The cableway opened on 23 June 2015, and was much celebrated by the Italians, but ignored by the French. Italian Prime Minister Matteo Renzi officially opened the new cable car system, and was presented with a golden ice axe by regional president, Augusto Rollandin on their arrival at the summit station on Pointe Helbronner.

==Tourism impact==
A corresponding, but much older cable car on the northern side of the Mont Blanc massif, which ascends from Chamonix to the Aiguille du Midi, attracts around 500,000 people per annum, with an annual turnover of 16 million euros. Previously the older Funivia Monte Bianco attracted 100,000 visitors per annum, but the new Skyway Monte Bianco was forecast to attract some 300,000 visitors per year.

Concerns were expressed by environmental organisations, both before and after the Skyway's construction.
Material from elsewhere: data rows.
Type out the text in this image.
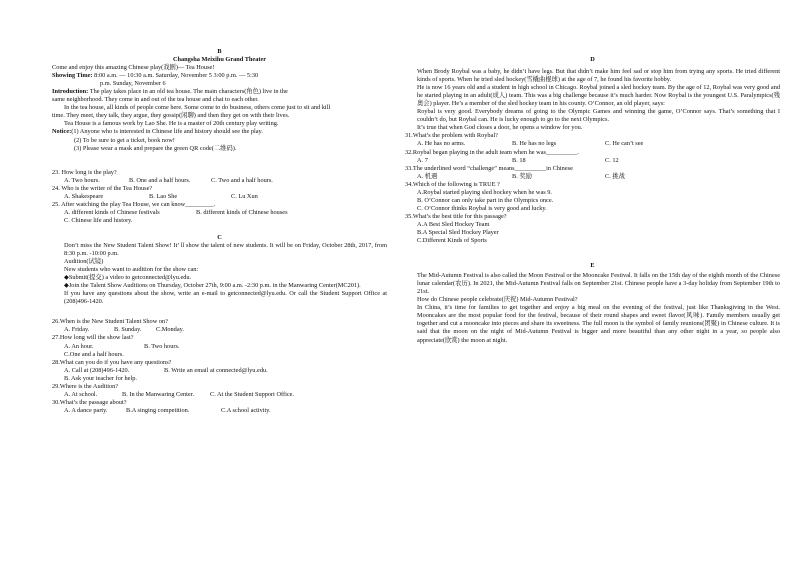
B

Changsha Meixihu Grand Theater

Come and enjoy this amazing Chinese play(戏剧)— Tea House!

Showing Time: 8:00 a.m. — 10:30 a.m. Saturday, November 5 3:00 p.m. — 5:30

p.m. Sunday, November 6

Introduction: The play takes place in an old tea house. The main characters(角色) live in the

same neighborhood. They come in and out of the tea house and chat to each other.

In the tea house, all kinds of people come here. Some come to do business, others come just to sit and kill

time. They meet, they talk, they argue, they gossip(闲聊) and then they get on with their lives.

Tea House is a famous work by Lao She. He is a master of 20th century play writing.

Notice:(1) Anyone who is interested in Chinese life and history should see the play.

(2) To be sure to get a ticket, book now!

(3) Please wear a mask and prepare the green QR code(二维码).

23. How long is the play?

A. Two hours.	B. One and a half hours.	C. Two and a half hours.

24. Who is the writer of the Tea House?

A. Shakespeare	B. Lao She	C. Lu Xun

25. After watching the play Tea House, we can know_________.

A. different kinds of Chinese festivals	B. different kinds of Chinese houses

C. Chinese life and history.

C

Don’t miss the New Student Talent Show! It’ ll show the talent of new students. It will be on Friday, October 28th, 2017, from 8:30 p.m. -10:00 p.m.

Audition(试镜)

New students who want to audition for the show can:

◆Submit(提交) a video to getconnected@lyu.edu.

◆Join the Talent Show Auditions on Thursday, October 27th, 9:00 a.m. -2:30 p.m. in the Manwaring Center(MC201).

If you have any questions about the show, write an e-mail to getconnected@lyu.edu. Or call the Student Support Office at (208)496-1420.

26.When is the New Student Talent Show on?

A. Friday.	B. Sunday.	C.Monday.

27.How long will the show last?

A. An hour.	B. Two hours.

C.One and a half hours.

28.What can you do if you have any questions?

A. Call at (208)496-1420.	B. Write an email at connected@lyu.edu.

B. Ask your teacher for help.

29.Where is the Audition?

A. At school.	B. In the Manwaring Center.	C. At the Student Support Office.

30.What’s the passage about?

A. A dance party.	B.A singing competition.	C.A school activity.

D

When Brody Roybal was a baby, he didn’t have legs. But that didn’t make him feel sad or stop him from trying any sports. He tried different kinds of sports. When he tried sled hockey(雪橇曲棍球) at the age of 7, he found his favorite hobby.

He is now 16 years old and a student in high school in Chicago. Roybal joined a sled hockey team. By the age of 12, Roybal was very good and he started playing in an adult(成人) team. This was a big challenge because it’s much harder. Now Roybal is the youngest U.S. Paralympics(残奥会) player. He’s a member of the sled hockey team in his county. O’Connor, an old player, says:

Roybal is very good. Everybody dreams of going to the Olympic Games and winning the game, O’Connor says. That’s something that I couldn’t do, but Roybal can. He is lucky enough to go to the next Olympics.

It’s true that when God closes a door, he opens a window for you.

31.What’s the problem with Roybal?

A. He has no arms.	B. He has no legs	C. He can’t see

32.Roybal began playing in the adult team when he was__________.

A. 7	B. 18	C. 12

33.The underlined word “challenge” means__________in Chinese

A. 机遇	B. 奖励	C. 挑战

34.Which of the following is TRUE ?

A.Roybal started playing sled hockey when he was 9.

B. O’Connor can only take part in the Olympics once.

C. O’Connor thinks Roybal is very good and lucky.

35.What’s the best title for this passage?

A.A Best Sled Hockey Team

B.A Special Sled Hockey Player

C.Different Kinds of Sports

E

The Mid-Autumn Festival is also called the Moon Festival or the Mooncake Festival. It falls on the 15th day of the eighth month of the Chinese lunar calendar(农历). In 2021, the Mid-Autumn Festival falls on September 21st. Chinese people have a 3-day holiday from September 19th to 21st.

How do Chinese people celebrate(庆祝) Mid-Autumn Festival?

In China, it’s time for families to get together and enjoy a big meal on the evening of the festival, just like Thanksgiving in the West. Mooncakes are the most popular food for the festival, because of their round shapes and sweet flavor(风味). Family members usually get together and cut a mooncake into pieces and share its sweetness. The full moon is the symbol of family reunions(团聚) in Chinese culture. It is said that the moon on the night of Mid-Autumn Festival is bigger and more beautiful than any other night in a year, so people also appreciate(欣赏) the moon at night.
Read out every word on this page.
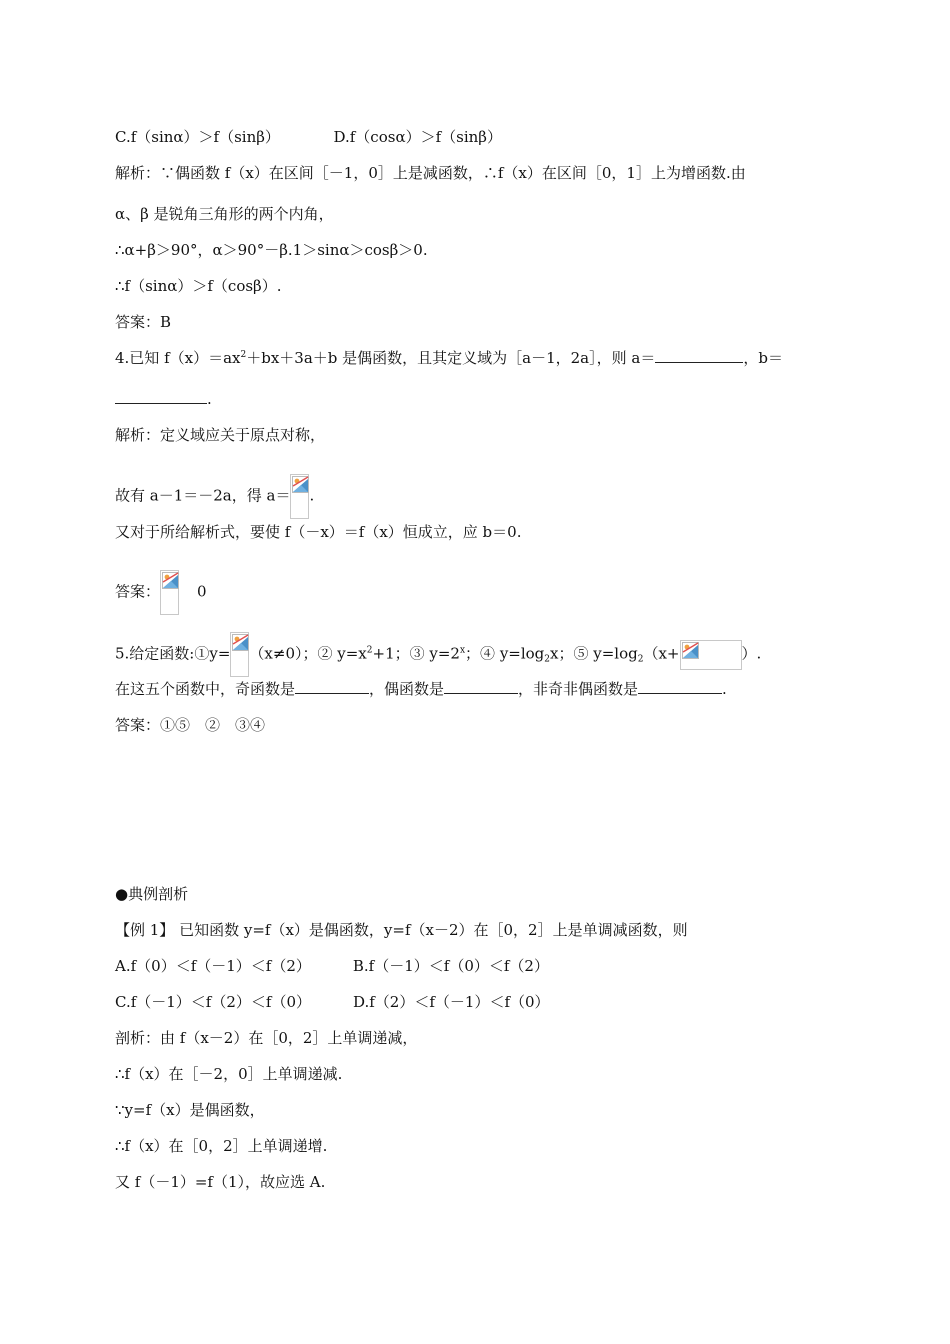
C.f（sinα）＞f（sinβ）	D.f（cosα）＞f（sinβ）
解析：∵偶函数 f（x）在区间［－1，0］上是减函数，∴f（x）在区间［0，1］上为增函数.由
α、β 是锐角三角形的两个内角，
∴α+β＞90°，α＞90°－β.1＞sinα＞cosβ＞0.
∴f（sinα）＞f（cosβ）.
答案：B
4.已知 $f(x)=ax^2+bx+3a+b$ 是偶函数，且其定义域为［a－1，2a］，则 a＝	，b＝
.
解析：定义域应关于原点对称，
故有 a－1＝－2a，得 a＝ .
又对于所给解析式，要使 f（－x）＝f（x）恒成立，应 b＝0.
答案： 0
5.给定函数:①y= （x≠0）；② $y=x^2+1$；③ $y=2^x$；④ $y=\log_2x$；⑤ $y=\log_2(x+$	）.
在这五个函数中，奇函数是	，偶函数是	，非奇非偶函数是	.
答案：①⑤　②　③④
●典例剖析
【例 1】 已知函数 y=f（x）是偶函数，y=f（x－2）在［0，2］上是单调减函数，则
A.f（0）＜f（－1）＜f（2）	B.f（－1）＜f（0）＜f（2）
C.f（－1）＜f（2）＜f（0）	D.f（2）＜f（－1）＜f（0）
剖析：由 f（x－2）在［0，2］上单调递减，
∴f（x）在［－2，0］上单调递减.
∵y=f（x）是偶函数，
∴f（x）在［0，2］上单调递增.
又 f（－1）=f（1），故应选 A.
These centred around the 'disproportionate scale' and very high impact of the development on the mountain environment, as well as the commoditisation of the high alpine environment.

View across Mont Blanc massif from Skyway Monte Bianco's panoramic terrace on Punta Helbronner

==Film location==
In 2016, Skyway Monte Bianco was used as the setting for an action-adventure sequence in the major comedy spy movie Kingsman: The Golden Circle.